I suppose each academic clique (as you say) has its own ideology.
Perhaps yours is mathematics or physics.  Suppose that I wrote a
text book that purported to "do all of mathematics" but defined
zero as a fuzz-ball (oops, Mathematica already does that)..
etc etc.

> A real computer science education would expose the student to a wide
> variety of models of computation.

Learning Mathematica (only) exposes a student to a singularly erroneous 
model of computation, compatible with ordinary consistent computing in
a few areas  (like integer arithmetic,  small precision floats, sometimes)

> Mathematica's model is both eccentric and very productive,

Nice that you concede it is eccentric.  Productive perhaps if you do not
encounter a quirk. Especially a hidden quirk that gives the wrong
answer but no warning. And if you are not in a hurry for numerical
results.


> so in that sense it's a good candidate for an educational tool in computer science.

Educational in the sense of showing a computer science student studying 
compilers and programming languages a design gone wrong. Harmful if it 
is used as an example of how to design an algorithmic language. 
Probably OK in its sub-language for specifying graphics.


>
>> For example, it
>> misconstrues common terms like List.
>
> "List" is a perfectly good English word, with multiple meanings.

So are Group, Ring, Field, Set, Union.  In fact, most technical terms in 
mathematics are common words with multiple meanings in some natural
language (often English, but sometimes French, e.g. clique)


> Lisp lists have strange properties and historical baggage that grocery lists lack,

>so an English major might object that it's *you* who are abusing the word.

>Mathematica's List[] expressions are suitable for a pattern replacement

>system that repeatedly evaluates by default.
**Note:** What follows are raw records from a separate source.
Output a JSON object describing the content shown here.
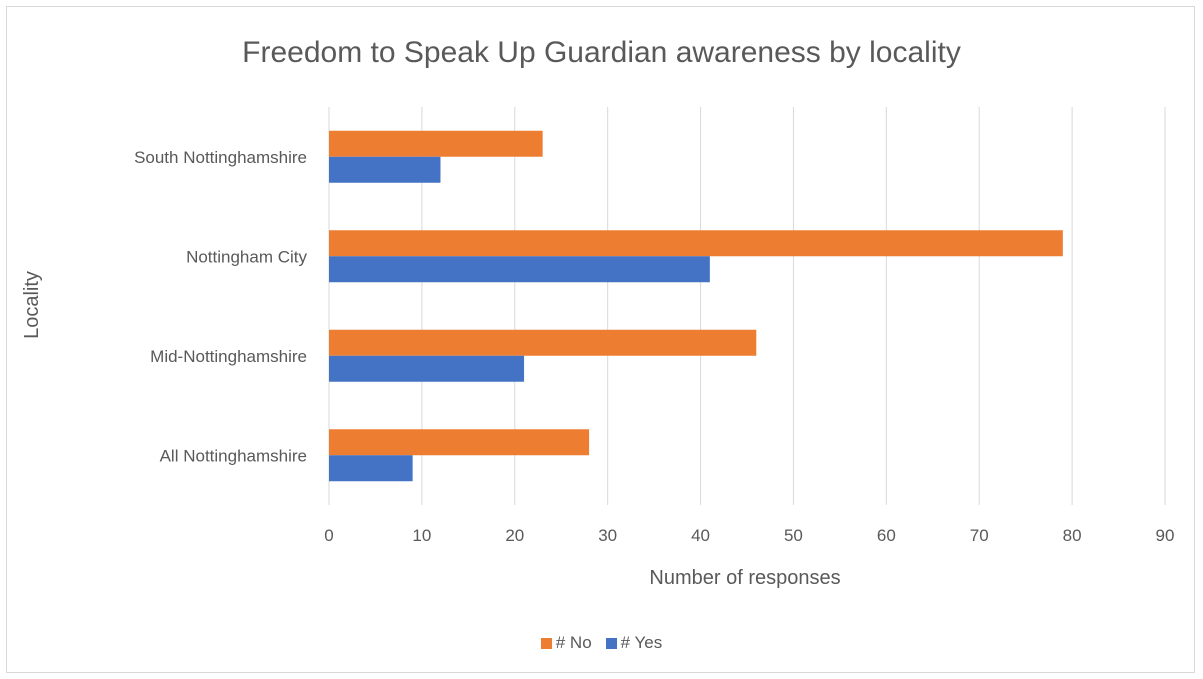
{
  "chart_data": {
    "type": "bar",
    "orientation": "horizontal",
    "title": "Freedom to Speak Up Guardian awareness by locality",
    "xlabel": "Number of responses",
    "ylabel": "Locality",
    "categories": [
      "All Nottinghamshire",
      "Mid-Nottinghamshire",
      "Nottingham City",
      "South Nottinghamshire"
    ],
    "series": [
      {
        "name": "# No",
        "color": "#ED7D31",
        "values": [
          28,
          46,
          79,
          23
        ]
      },
      {
        "name": "# Yes",
        "color": "#4472C4",
        "values": [
          9,
          21,
          41,
          12
        ]
      }
    ],
    "xlim": [
      0,
      90
    ],
    "xticks": [
      0,
      10,
      20,
      30,
      40,
      50,
      60,
      70,
      80,
      90
    ],
    "grid": true,
    "legend_position": "bottom"
  }
}
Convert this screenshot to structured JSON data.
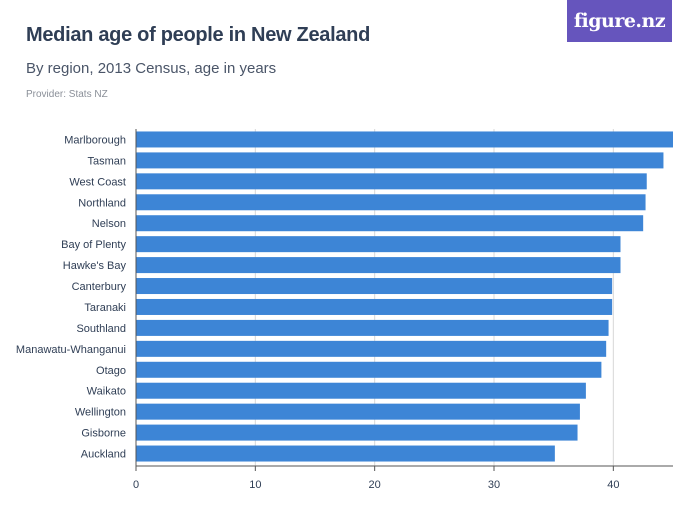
{
  "header": {
    "title": "Median age of people in New Zealand",
    "subtitle": "By region, 2013 Census, age in years",
    "provider": "Provider: Stats NZ"
  },
  "brand": {
    "logo_text": "figure.nz",
    "color": "#6655bd"
  },
  "colors": {
    "bar": "#3d85d6",
    "grid": "#d8d8d8",
    "axis": "#555555",
    "label": "#2f3e55"
  },
  "chart_data": {
    "type": "bar",
    "orientation": "horizontal",
    "title": "Median age of people in New Zealand",
    "subtitle": "By region, 2013 Census, age in years",
    "xlabel": "",
    "ylabel": "",
    "xlim": [
      0,
      45
    ],
    "xticks": [
      0,
      10,
      20,
      30,
      40
    ],
    "grid": true,
    "categories": [
      "Marlborough",
      "Tasman",
      "West Coast",
      "Northland",
      "Nelson",
      "Bay of Plenty",
      "Hawke's Bay",
      "Canterbury",
      "Taranaki",
      "Southland",
      "Manawatu-Whanganui",
      "Otago",
      "Waikato",
      "Wellington",
      "Gisborne",
      "Auckland"
    ],
    "values": [
      45.0,
      44.2,
      42.8,
      42.7,
      42.5,
      40.6,
      40.6,
      39.9,
      39.9,
      39.6,
      39.4,
      39.0,
      37.7,
      37.2,
      37.0,
      35.1
    ]
  }
}
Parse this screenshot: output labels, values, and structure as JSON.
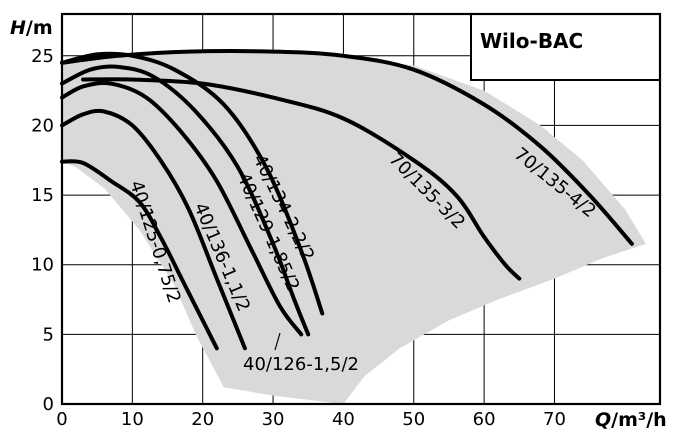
{
  "chart_data": {
    "type": "line",
    "title": "Wilo-BAC",
    "x_axis": {
      "label": "Q",
      "unit": "/m³/h",
      "range": [
        0,
        85
      ],
      "ticks": [
        0,
        10,
        20,
        30,
        40,
        50,
        60,
        70
      ]
    },
    "y_axis": {
      "label": "H",
      "unit": "/m",
      "range": [
        0,
        28
      ],
      "ticks": [
        0,
        5,
        10,
        15,
        20,
        25
      ]
    },
    "grid": true,
    "envelope": [
      [
        0,
        24.5
      ],
      [
        5,
        25
      ],
      [
        10,
        25.2
      ],
      [
        20,
        25.4
      ],
      [
        30,
        25.3
      ],
      [
        40,
        25
      ],
      [
        50,
        24.3
      ],
      [
        60,
        22.5
      ],
      [
        68,
        20
      ],
      [
        74,
        17.5
      ],
      [
        80,
        14
      ],
      [
        83,
        11.5
      ],
      [
        77,
        10.5
      ],
      [
        70,
        9
      ],
      [
        62,
        7.5
      ],
      [
        55,
        6
      ],
      [
        48,
        4
      ],
      [
        43,
        2
      ],
      [
        40,
        0
      ],
      [
        30,
        0.6
      ],
      [
        23,
        1.2
      ],
      [
        19,
        5
      ],
      [
        16,
        8.5
      ],
      [
        11,
        12.5
      ],
      [
        6,
        15.5
      ],
      [
        2,
        17
      ],
      [
        0,
        17.4
      ]
    ],
    "series": [
      {
        "name": "40/125-0,75/2",
        "points": [
          [
            0,
            17.4
          ],
          [
            3,
            17.3
          ],
          [
            7,
            16
          ],
          [
            11,
            14.5
          ],
          [
            14,
            12
          ],
          [
            17,
            9
          ],
          [
            20,
            6
          ],
          [
            22,
            4
          ]
        ]
      },
      {
        "name": "40/136-1,1/2",
        "points": [
          [
            0,
            20
          ],
          [
            3,
            20.8
          ],
          [
            6,
            21
          ],
          [
            10,
            20
          ],
          [
            14,
            17.5
          ],
          [
            18,
            14
          ],
          [
            22,
            9
          ],
          [
            26,
            4
          ]
        ]
      },
      {
        "name": "40/126-1,5/2",
        "points": [
          [
            0,
            22
          ],
          [
            3,
            22.8
          ],
          [
            7,
            23
          ],
          [
            12,
            22
          ],
          [
            17,
            19.5
          ],
          [
            22,
            16
          ],
          [
            27,
            11
          ],
          [
            31,
            7
          ],
          [
            34,
            5
          ]
        ]
      },
      {
        "name": "40/129-1,85/2",
        "points": [
          [
            0,
            23
          ],
          [
            4,
            24
          ],
          [
            8,
            24.2
          ],
          [
            13,
            23.5
          ],
          [
            19,
            21
          ],
          [
            25,
            17
          ],
          [
            30,
            11.5
          ],
          [
            33,
            7.5
          ],
          [
            35,
            5
          ]
        ]
      },
      {
        "name": "40/134-2,2/2",
        "points": [
          [
            0,
            24.5
          ],
          [
            5,
            25.1
          ],
          [
            10,
            25
          ],
          [
            16,
            24
          ],
          [
            23,
            21.5
          ],
          [
            29,
            17
          ],
          [
            34,
            11
          ],
          [
            37,
            6.5
          ]
        ]
      },
      {
        "name": "70/135-3/2",
        "points": [
          [
            3,
            23.3
          ],
          [
            10,
            23.3
          ],
          [
            20,
            23
          ],
          [
            30,
            22
          ],
          [
            40,
            20.5
          ],
          [
            50,
            17.5
          ],
          [
            56,
            15
          ],
          [
            60,
            12
          ],
          [
            63,
            10
          ],
          [
            65,
            9
          ]
        ]
      },
      {
        "name": "70/135-4/2",
        "points": [
          [
            0,
            24.5
          ],
          [
            8,
            25
          ],
          [
            18,
            25.3
          ],
          [
            30,
            25.3
          ],
          [
            40,
            25
          ],
          [
            50,
            24
          ],
          [
            60,
            21.5
          ],
          [
            68,
            18.5
          ],
          [
            75,
            15
          ],
          [
            81,
            11.5
          ]
        ]
      }
    ],
    "curve_labels": [
      "40/125-0,75/2",
      "40/136-1,1/2",
      "40/126-1,5/2",
      "40/129-1,85/2",
      "40/134-2,2/2",
      "70/135-3/2",
      "70/135-4/2"
    ]
  }
}
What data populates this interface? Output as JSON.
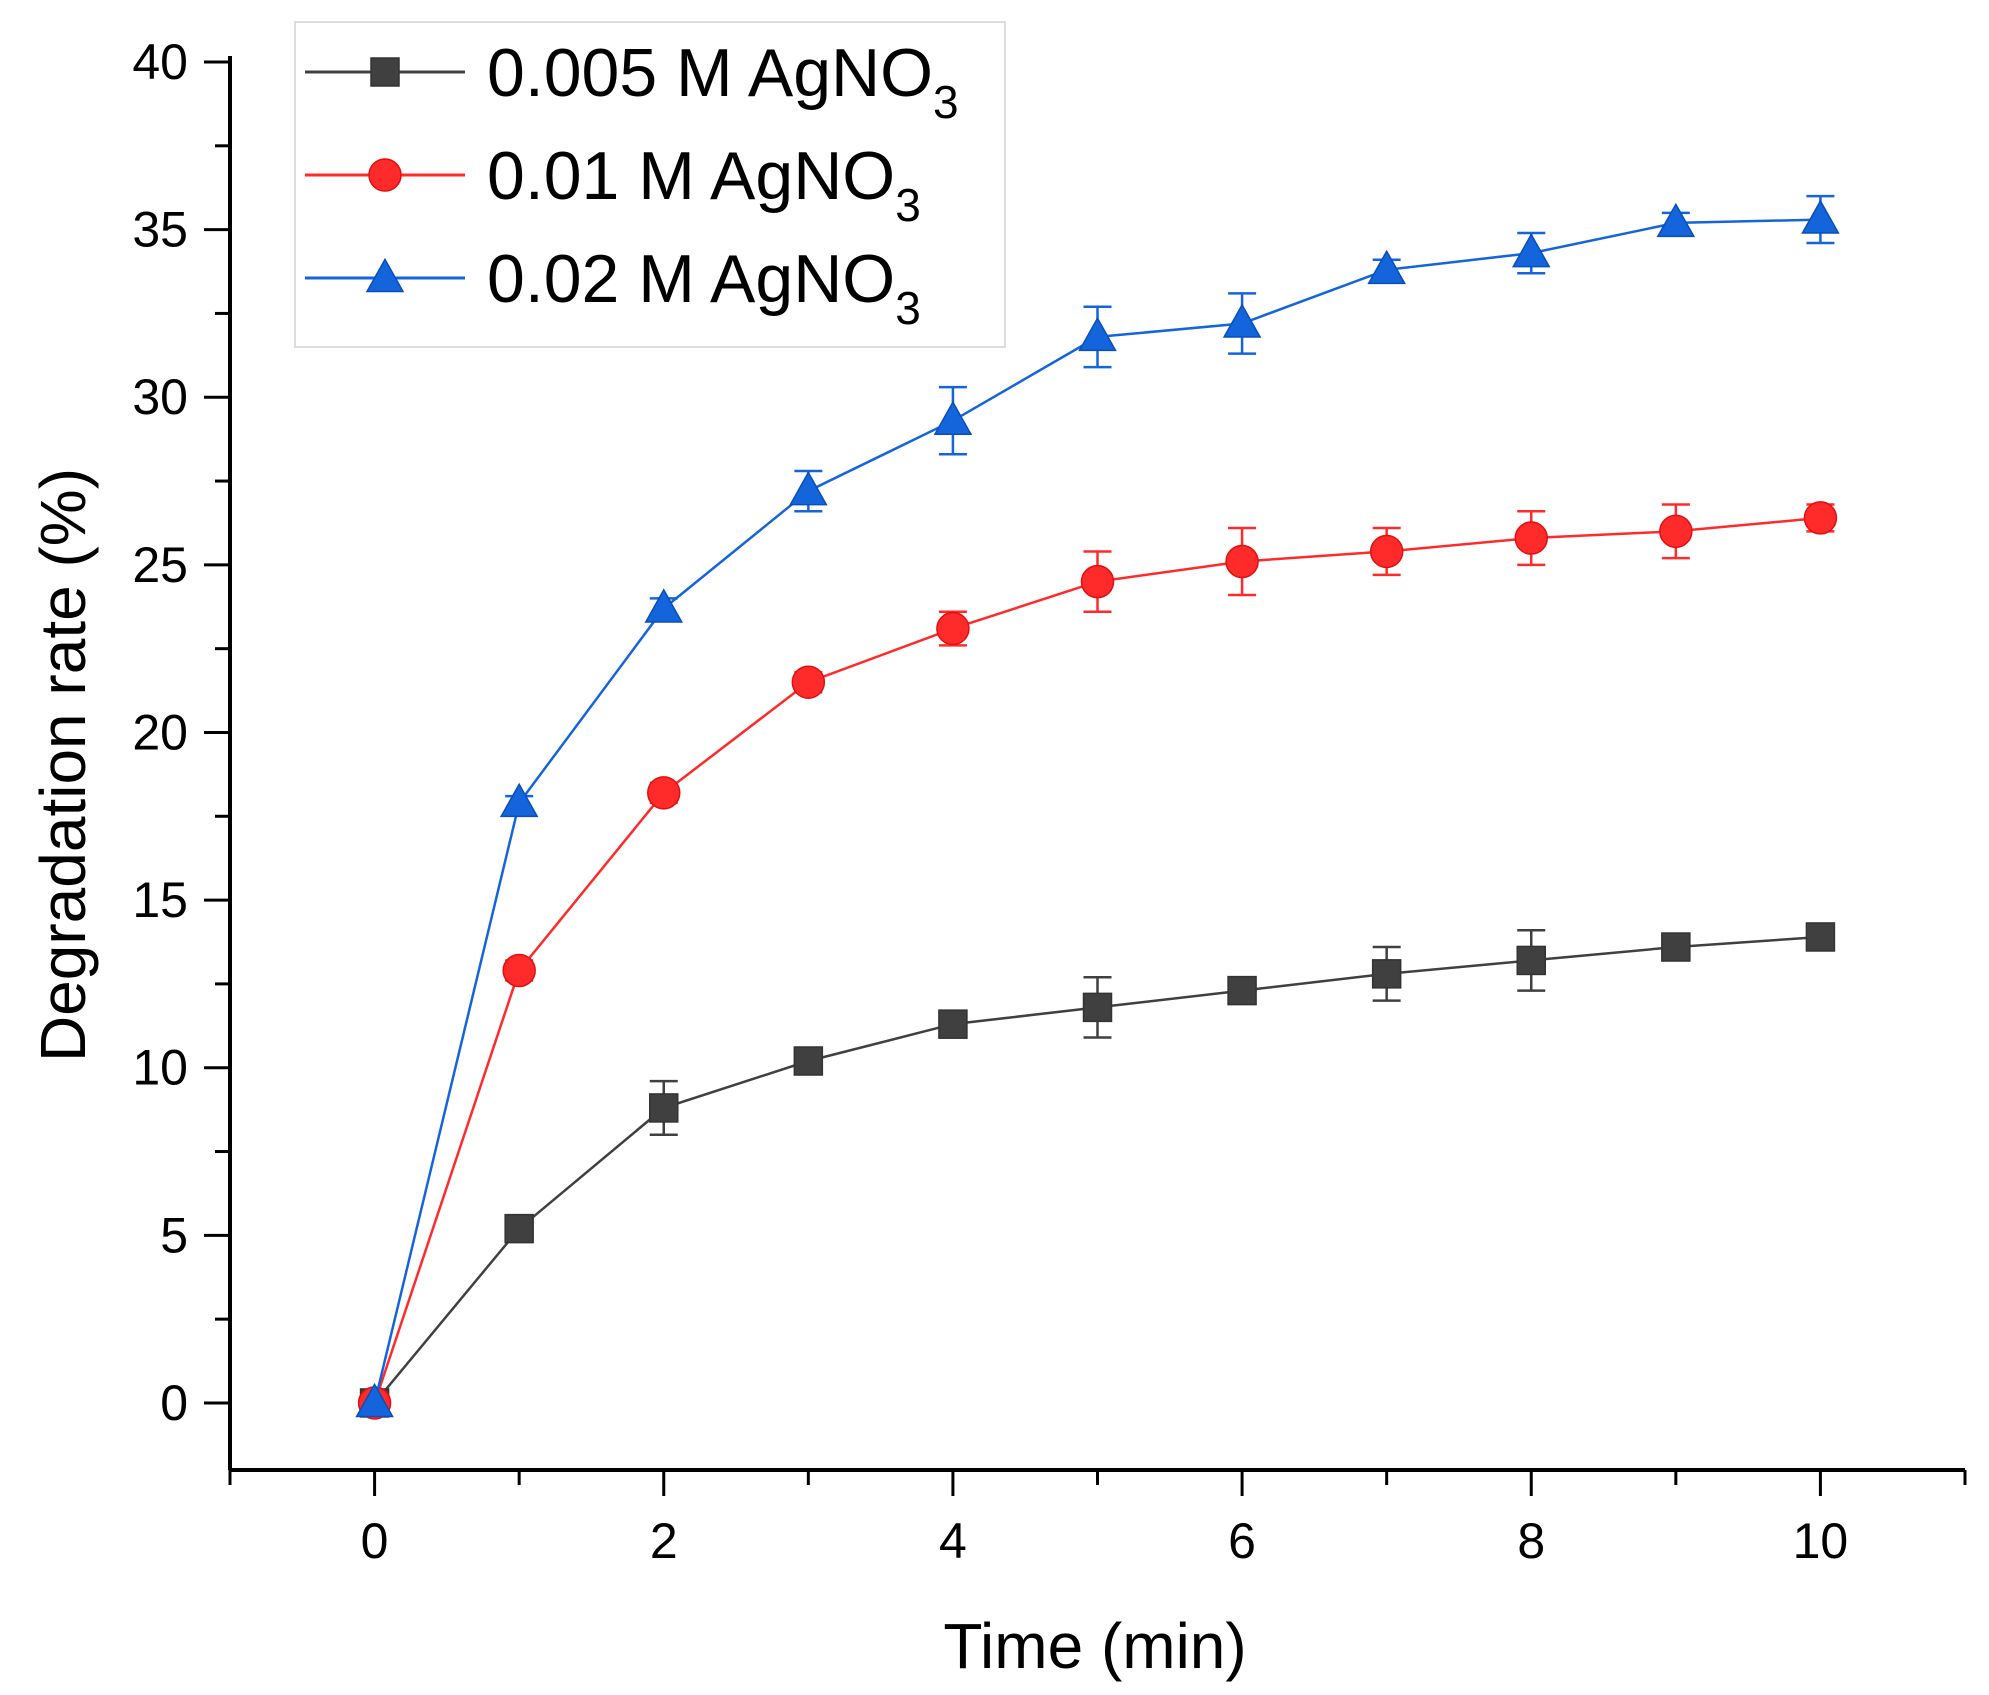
{
  "chart_data": {
    "type": "line",
    "title": "",
    "xlabel": "Time (min)",
    "ylabel": "Degradation rate (%)",
    "xlim": [
      -1,
      11
    ],
    "ylim": [
      -2,
      40
    ],
    "xticks": [
      0,
      2,
      4,
      6,
      8,
      10
    ],
    "yticks": [
      0,
      5,
      10,
      15,
      20,
      25,
      30,
      35,
      40
    ],
    "x": [
      0,
      1,
      2,
      3,
      4,
      5,
      6,
      7,
      8,
      9,
      10
    ],
    "legend_position": "top-left",
    "series": [
      {
        "name": "0.005 M AgNO",
        "name_subscript": "3",
        "color": "#404040",
        "marker": "square",
        "values": [
          0,
          5.2,
          8.8,
          10.2,
          11.3,
          11.8,
          12.3,
          12.8,
          13.2,
          13.6,
          13.9
        ],
        "errors": [
          0,
          0.2,
          0.8,
          0.3,
          0.4,
          0.9,
          0.3,
          0.8,
          0.9,
          0.3,
          0.3
        ]
      },
      {
        "name": "0.01 M AgNO",
        "name_subscript": "3",
        "color": "#ff2a2a",
        "marker": "circle",
        "values": [
          0,
          12.9,
          18.2,
          21.5,
          23.1,
          24.5,
          25.1,
          25.4,
          25.8,
          26.0,
          26.4
        ],
        "errors": [
          0,
          0.3,
          0.3,
          0.3,
          0.5,
          0.9,
          1.0,
          0.7,
          0.8,
          0.8,
          0.4
        ]
      },
      {
        "name": "0.02 M AgNO",
        "name_subscript": "3",
        "color": "#1464dc",
        "marker": "triangle",
        "values": [
          0,
          17.9,
          23.7,
          27.2,
          29.3,
          31.8,
          32.2,
          33.8,
          34.3,
          35.2,
          35.3
        ],
        "errors": [
          0,
          0.2,
          0.3,
          0.6,
          1.0,
          0.9,
          0.9,
          0.3,
          0.6,
          0.3,
          0.7
        ]
      }
    ]
  }
}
I do not see any connection here.  It is possible to write a linked list 
in Mathematica and still use its evaluation.  e.g.
consider using  node[element,RestOfList].   Instead of [A,B,C] use
node[A,node[B,node[C,Nil]]].  A node here is like a lisp "cons" cell.
In fact there are other computer algebra systems written in lisp that
use lisp lists and have similar evaluation strategies to Mathematica.

>
> If you don't like Mathematica's lists, I suppose you really must hate Haskell's ;-)
>
>> Its algorithms are secret.

As compared to the algorithms in alternative programs, some of which
are described in detail, and perhaps even shown in open source.

>
> I think it highly probable that the processor you're using to read this is of secret,

> proprietary design. Even if it's "open hardware" (unlikely), it's almost certainly

>implemented in silicon using a secret, proprietary process. You're a "black box"

> user just like the rest of us. In every case, you have to decide when to go past

>an interface for more insight, and when the implementation details are unimportant.
>

The processor I'm using may of course have non-deterministic aspects.
Indeed it might be struck by a cosmic ray and do something bizarre.
However, its expected behavior is described in sufficient detail
that Intel and AMD chips can be claimed to be, at some level
indistinguishable.

>>
>> Its arithmetic is unique.

Perhaps I should have said  "unique and discredited by the academic 
clique that goes by the name Numerical Analysis."
>
> Another advantage. Do you really believe that there's a single model of

> computer arithmetic that suits all purposes?

I cannot say what "all purposes" might encompass.  For example, a
fraudulent accountant might want something "special".

I will say that for scientific computing it is probably a bad feature
to have finite numbers x   such that x ==0  and  x+1 == x.